1.1.5 Large scale smoothing

With small data sets of less than 10,000 data points, say, univariate smooth density estimation requires a very modest amount of computation. That is true even with rather naive implementations of the standard methods. The R function density is implemented using a number of computational tricks like binning and the fast Fourier transform, and it can compute density estimates with a million data points (around 8 MB) within a fraction of a second.

It is unclear if we ever need truly large scale univariate density estimation with terabytes of data points, say. If we have that amount of (heterogeneous) data it is likely that we are better off breaking the data down into smaller and more homogeneous groups. That is, we should turn a big data computation into a large number of small data computations. That does not remove the computational challenge but it does diminish it somewhat e.g. by parallelization.

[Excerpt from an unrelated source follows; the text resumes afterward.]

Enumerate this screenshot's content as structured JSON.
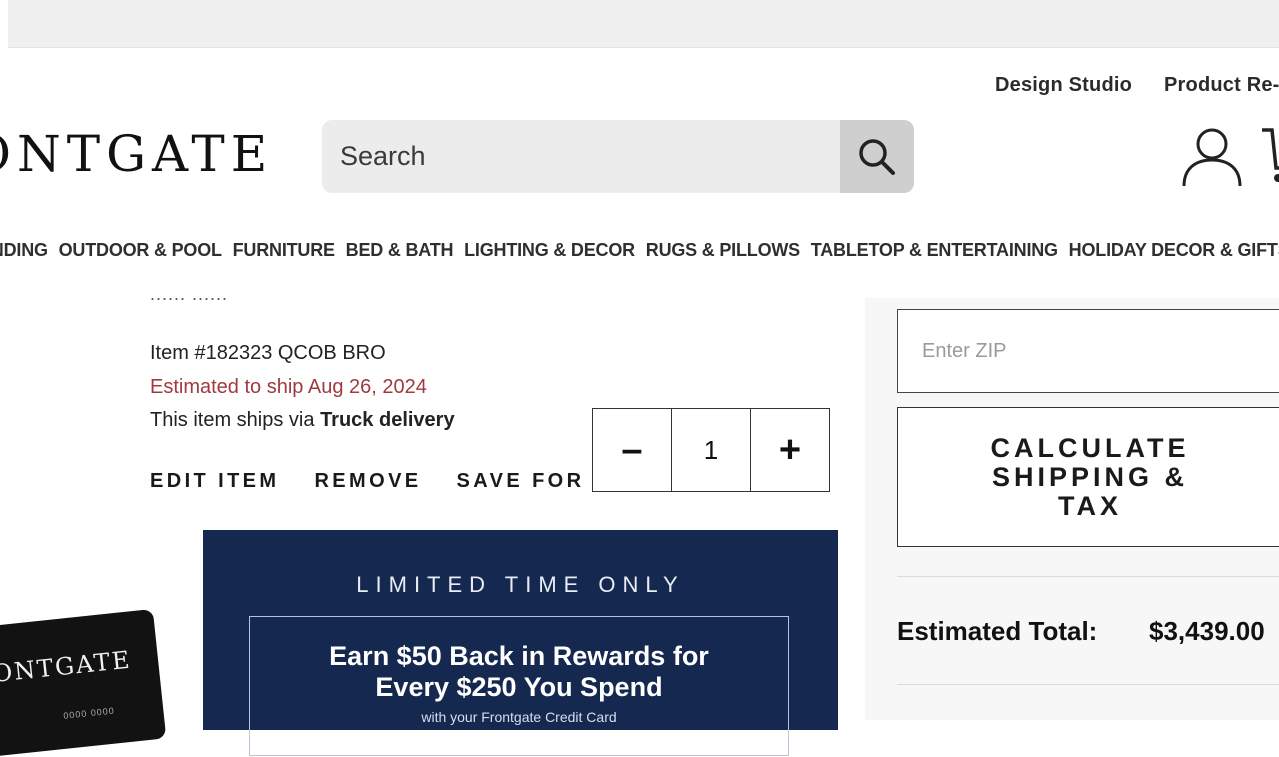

Deng and Wickham did a review in 2011 on Density estimation in R, where they assessed the performance of a number of R packages including the density function. The KernSmooth package was singled out in terms of speed as well as accuracy for computing smooth density estimates with density performing quite well too. (Histograms are non-smooth density estimates and generally faster to compute). The assessment was based on using defaults for the different packages, which is meaningful in the sense of representing the performance that the occasional user will experience. It is, however, also an evaluation of the combination of default choices and the implementation, and as different packages rely on e.g. different bandwidth selection algorithms, this assessment is not the complete story. The bkde function from the KernSmooth package, as well as density, are solid choices, but the point is that performance assessment is a multifaceted problem.

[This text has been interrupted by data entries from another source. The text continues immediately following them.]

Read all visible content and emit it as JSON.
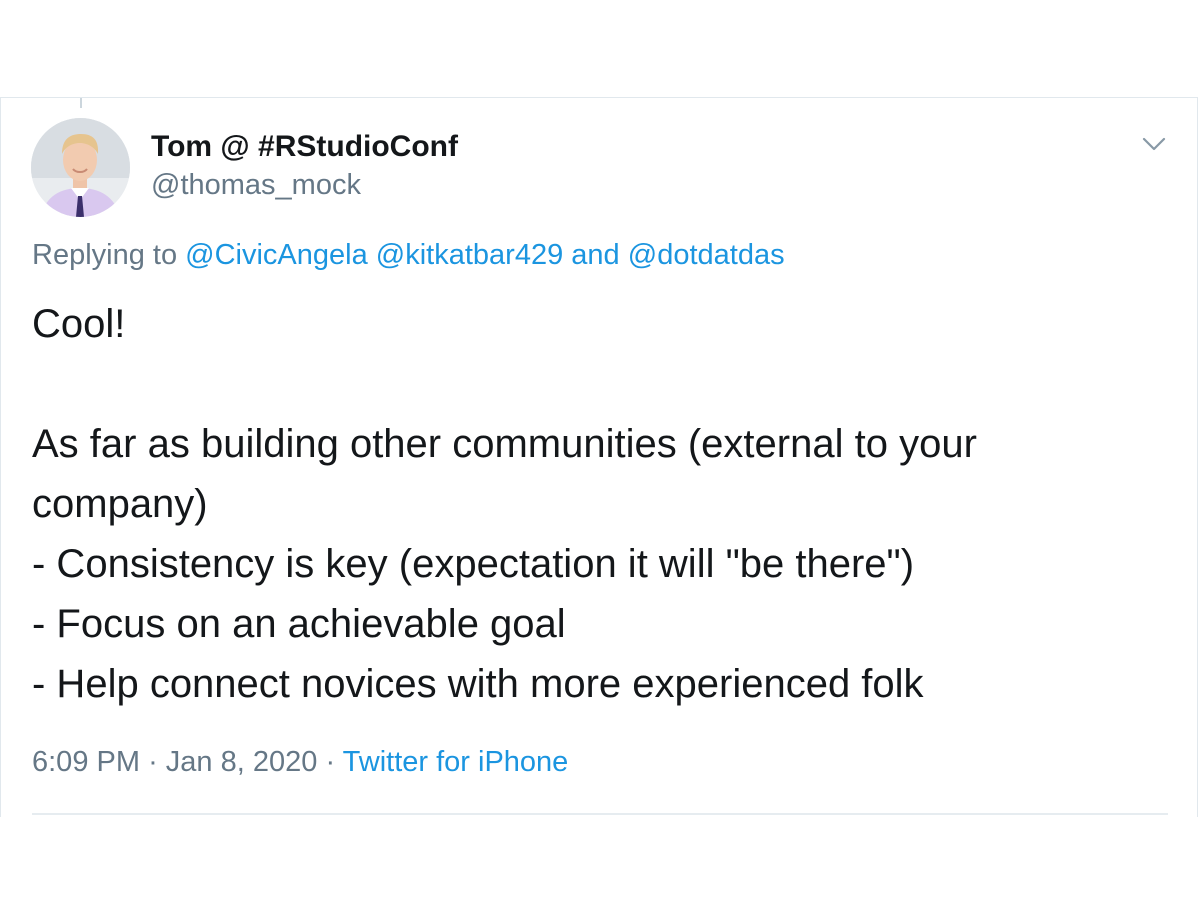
{
  "tweet": {
    "author": {
      "name": "Tom @ #RStudioConf",
      "handle": "@thomas_mock",
      "avatar_icon": "person-avatar-icon"
    },
    "menu_icon": "chevron-down-icon",
    "reply": {
      "prefix": "Replying to",
      "mentions": [
        "@CivicAngela",
        "@kitkatbar429"
      ],
      "conjunction": "and",
      "last_mention": "@dotdatdas"
    },
    "body": {
      "line1": "Cool!",
      "line2": "As far as building other communities (external to your",
      "line3": "company)",
      "line4": "- Consistency is key (expectation it will \"be there\")",
      "line5": "- Focus on an achievable goal",
      "line6": "- Help connect novices with more experienced folk"
    },
    "meta": {
      "time": "6:09 PM",
      "separator": "·",
      "date": "Jan 8, 2020",
      "source": "Twitter for iPhone"
    }
  },
  "colors": {
    "text": "#14171a",
    "secondary": "#657786",
    "link": "#1b95e0",
    "border": "#e1e8ed"
  }
}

To be a little more specific about the computational complexity of density estimators, suppose that we have \(n\) data points and want to evaluate the density in \(m\) points. A naive implementation of kernel smoothing, Section 2.2, has \(O(mn)\) time complexity, while a naive implementation of the best bandwidth selection algorithms have \(O(n^2)\) time complexity. As a simple rule-of-thumb, anything beyond \(O(n)\) will not scale to very large data sets. A quadratic time complexity for bandwidth selection will, in particular, be a serious bottleneck. Kernel smoothing illustrates perfectly that a literal implementation of the mathematics behind a statistical method may not always be computationally viable. Even the \(O(mn)\) time complexity may be quite a bottleneck as it reflects \(mn\) kernel evaluations, each being potentially a computationally relatively expensive operation.

The binning trick, with the number of bins set to \(m\), is a grouping of the data points into \(m\) sets of neighbor points (bins) with each bin representing the points in the bin via a single point and a weight. If \(m \ll n\), this can reduce the time complexity substantially to \(O(m^2) + O(n)\). The fast Fourier transform may reduce the \(O(m^2)\) term even further to \(O(m\log(m))\). Some approximations are involved, and it is of importance to evaluate the tradeoff between time and memory complexity on one side and accuracy on the other side.

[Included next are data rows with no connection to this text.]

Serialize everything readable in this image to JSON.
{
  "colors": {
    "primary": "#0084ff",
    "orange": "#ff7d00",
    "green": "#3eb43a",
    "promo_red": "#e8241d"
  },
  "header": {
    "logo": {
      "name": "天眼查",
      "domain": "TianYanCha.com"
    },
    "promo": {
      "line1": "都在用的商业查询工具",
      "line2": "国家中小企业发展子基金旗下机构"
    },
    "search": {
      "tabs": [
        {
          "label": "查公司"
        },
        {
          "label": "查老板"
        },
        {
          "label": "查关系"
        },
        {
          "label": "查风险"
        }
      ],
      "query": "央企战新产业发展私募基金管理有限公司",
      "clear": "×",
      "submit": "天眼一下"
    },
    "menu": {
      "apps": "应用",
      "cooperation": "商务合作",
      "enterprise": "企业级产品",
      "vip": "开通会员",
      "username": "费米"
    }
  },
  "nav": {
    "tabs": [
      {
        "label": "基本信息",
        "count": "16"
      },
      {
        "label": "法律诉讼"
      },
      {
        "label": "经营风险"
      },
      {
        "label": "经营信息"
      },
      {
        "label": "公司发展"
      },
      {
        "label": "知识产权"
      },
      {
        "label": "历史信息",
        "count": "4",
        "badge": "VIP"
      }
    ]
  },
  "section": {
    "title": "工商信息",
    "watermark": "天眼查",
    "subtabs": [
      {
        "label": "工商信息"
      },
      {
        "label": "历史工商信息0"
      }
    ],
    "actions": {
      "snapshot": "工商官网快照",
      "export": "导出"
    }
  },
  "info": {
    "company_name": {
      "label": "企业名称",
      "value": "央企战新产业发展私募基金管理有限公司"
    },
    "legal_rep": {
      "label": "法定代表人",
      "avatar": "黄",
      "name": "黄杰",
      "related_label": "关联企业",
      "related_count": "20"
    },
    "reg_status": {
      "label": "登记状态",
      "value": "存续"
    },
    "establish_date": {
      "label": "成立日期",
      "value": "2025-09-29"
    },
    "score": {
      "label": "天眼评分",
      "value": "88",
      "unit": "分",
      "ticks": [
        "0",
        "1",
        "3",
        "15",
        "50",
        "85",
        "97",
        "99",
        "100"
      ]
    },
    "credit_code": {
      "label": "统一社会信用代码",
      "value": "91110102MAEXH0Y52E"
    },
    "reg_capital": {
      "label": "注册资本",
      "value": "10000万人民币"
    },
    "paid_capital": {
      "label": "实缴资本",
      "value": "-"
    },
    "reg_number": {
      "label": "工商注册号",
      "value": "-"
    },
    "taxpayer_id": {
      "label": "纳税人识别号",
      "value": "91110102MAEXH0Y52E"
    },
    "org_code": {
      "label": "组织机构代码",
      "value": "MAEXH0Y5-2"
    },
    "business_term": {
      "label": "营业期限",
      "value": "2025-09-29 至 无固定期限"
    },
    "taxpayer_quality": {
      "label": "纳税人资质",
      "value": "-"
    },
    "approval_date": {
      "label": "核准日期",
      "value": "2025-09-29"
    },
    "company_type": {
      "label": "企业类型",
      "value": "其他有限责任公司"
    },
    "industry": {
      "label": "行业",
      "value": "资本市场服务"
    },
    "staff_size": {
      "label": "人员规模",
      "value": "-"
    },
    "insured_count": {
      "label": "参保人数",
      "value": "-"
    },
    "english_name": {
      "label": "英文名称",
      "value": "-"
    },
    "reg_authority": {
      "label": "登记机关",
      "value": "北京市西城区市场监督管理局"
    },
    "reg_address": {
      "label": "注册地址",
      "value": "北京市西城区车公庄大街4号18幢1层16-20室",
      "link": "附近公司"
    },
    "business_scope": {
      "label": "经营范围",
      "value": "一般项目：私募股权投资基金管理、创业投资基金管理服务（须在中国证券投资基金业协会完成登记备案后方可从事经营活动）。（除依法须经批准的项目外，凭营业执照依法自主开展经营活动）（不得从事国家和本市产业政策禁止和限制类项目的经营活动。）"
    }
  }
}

Multivariate smoothing is a different story. While it is possible to generalize the basic ideas of univariate density estimation to arbitrary dimensions, the curse-of-dimensionality hits unconstrained smoothing hard – statistically as well as computationally. Multivariate smoothing is therefore still an active research area developing computationally tractable and novel ways of fitting smooth densities or conditional densities to multivariate or even high-dimensional data. A key technique is to make structural assumptions to alleviate the challenge of a large dimension, but there are many different assumptions possible, which makes the body of methods and theory richer and the practical choices much more difficult.